Se a situação no Chile causou preocupação aqui entre os brasileiros, as causas apontadas pelos especialistas para os novos surtos também deveriam provocar. O mesmo ocorreu em países como o Bahrein e a Mongólia, que também utilizam vacinas de origem chinesa em larga escala.
No Bahrein, onde 58,8% da população já está completamente imunizada, as mortes atingiram seu maior número no dia 6 de junho. Foram 28 vítimas naquele dia, número sem paralelo para o país de 1,6 milhão de habitantes que só ultrapassou o patamar de dez mortes diárias em maio deste ano.
Para tentar impedir a disseminação do coronavírus, o país anunciou uma série de medidas. Viajantes de países da "lista vermelha", como Índia, Paquistão e Bangladesh, foram proibidos de entrar.
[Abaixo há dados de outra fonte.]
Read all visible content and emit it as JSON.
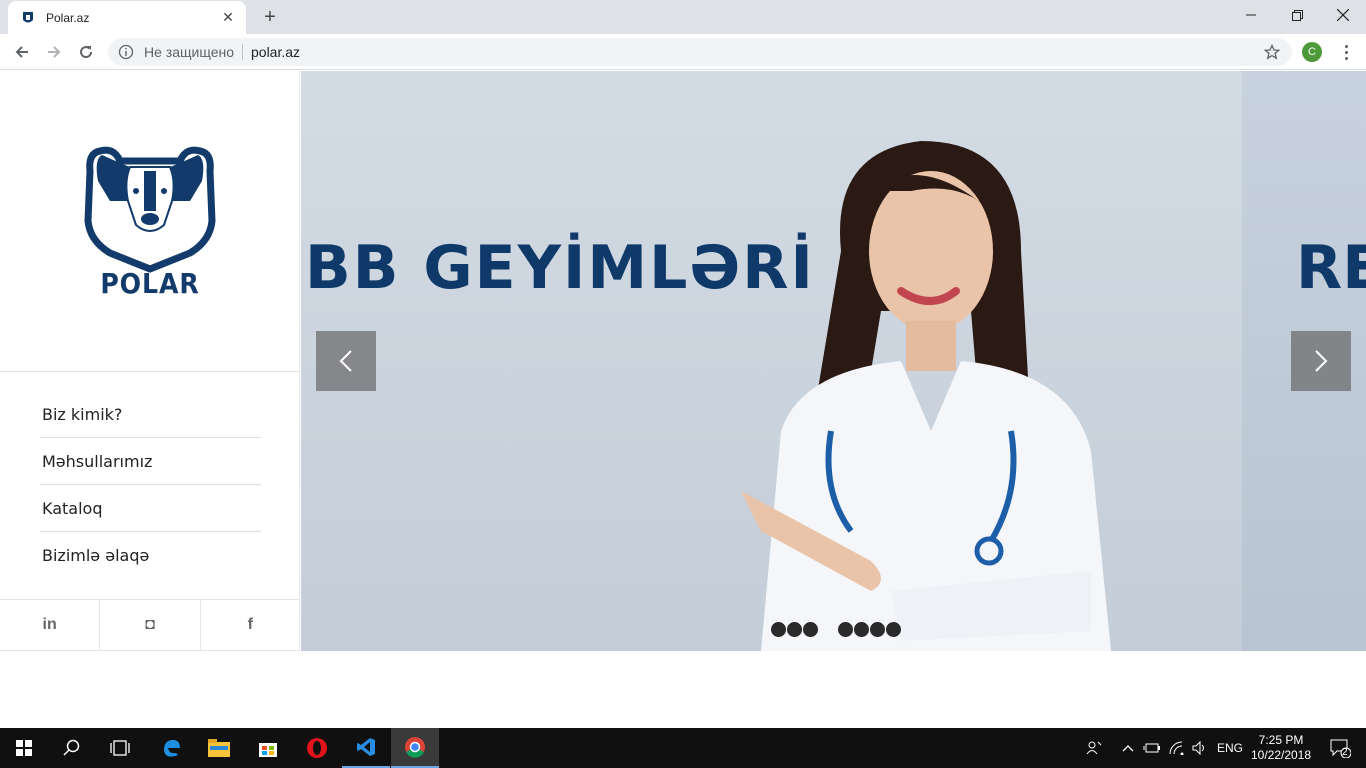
{
  "browser": {
    "tab_title": "Polar.az",
    "tab_close": "✕",
    "new_tab": "+",
    "security_label": "Не защищено",
    "url": "polar.az",
    "profile_initial": "C"
  },
  "brand": {
    "logo_text": "POLAR",
    "navy": "#123a6b"
  },
  "sidebar": {
    "nav": [
      {
        "label": "Biz kimik?"
      },
      {
        "label": "Məhsullarımız"
      },
      {
        "label": "Kataloq"
      },
      {
        "label": "Bizimlə əlaqə"
      }
    ],
    "social": [
      {
        "label": "in",
        "icon": "linkedin-icon"
      },
      {
        "label": "◘",
        "icon": "instagram-icon"
      },
      {
        "label": "f",
        "icon": "facebook-icon"
      }
    ]
  },
  "slider": {
    "headline": "BB GEYİMLƏRİ",
    "next_headline_partial": "RE",
    "dots_group1": 3,
    "dots_group2": 4
  },
  "taskbar": {
    "language": "ENG",
    "time": "7:25 PM",
    "date": "10/22/2018",
    "notifications": "2"
  }
}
A quarentena foi reintroduzida para pessoas vindas de qualquer lugar e que não estivessem vacinadas.
Segundo especialistas locais, o aumento de casos foi resultado das reuniões durante o Ramadã, o mês sagrado para os muçulmanos, em que após o pôr do sol as pessoas se reúnem para comer e celebrar após passarem o dia em jejum.
Na Mongólia, onde 53% da população já foi imunizada com as duas doses, ou com a dose única, reuniões de massa e concertos musicais comemoram, em março, o 100º aniversário da agremiação política. Muitos compareceram sem máscara, líderes do partido entre eles.
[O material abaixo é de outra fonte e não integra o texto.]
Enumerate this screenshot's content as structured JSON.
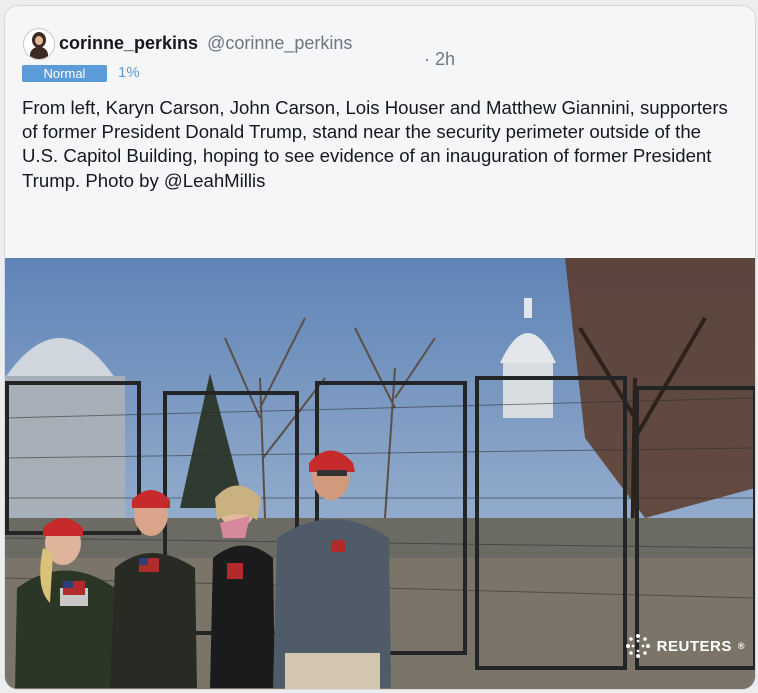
{
  "tweet": {
    "display_name": "corinne_perkins",
    "handle": "@corinne_perkins",
    "time": "· 2h",
    "badge": "Normal",
    "percent": "1%",
    "text": "From left, Karyn Carson, John Carson, Lois Houser and Matthew Giannini, supporters of former President Donald Trump, stand near the security perimeter outside of the U.S. Capitol Building, hoping to see evidence of an inauguration of former President Trump. Photo by @LeahMillis"
  },
  "photo": {
    "credit": "REUTERS",
    "credit_suffix": "®"
  },
  "icons": {
    "avatar": "user-avatar",
    "reuters_logo": "reuters-dots-icon"
  }
}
A condução da crise sanitária pelo partido, que está no poder, é considerada errática. As coordenações da Comissão Estadual de Emergências, do Ministério da Saúde, e do Centro Nacional de Doenças Infecciosas foram mudadas três vezes desde o início da pandemia.
Mas uma mostra que não apenas os países que recorreram às vacinas de origem chinesa tiveram problemas. Israel anunciou a volta de algumas restrições, como o uso de máscaras, pouco tempo após ter relaxado as medidas de contenção. O país enfrenta hoje um novo surto de doença causado pela variante Delta do coronavírus.
De acordo com as autoridades de saúde locais, metade da população foi vacinada com o imunizante da Pfizer, que utiliza a tecnologia de RNA mensageiro, e que tem maior efetividade contra os casos de contaminação. "Sabemos pouco ainda sobre o tempo de proteção das vacinas. Mesmo a da Pfizer, que foi anunciado que causa uma imunidade celular que deve ser mais duradoura, desde que não apareçam novas variantes", diz Raquel.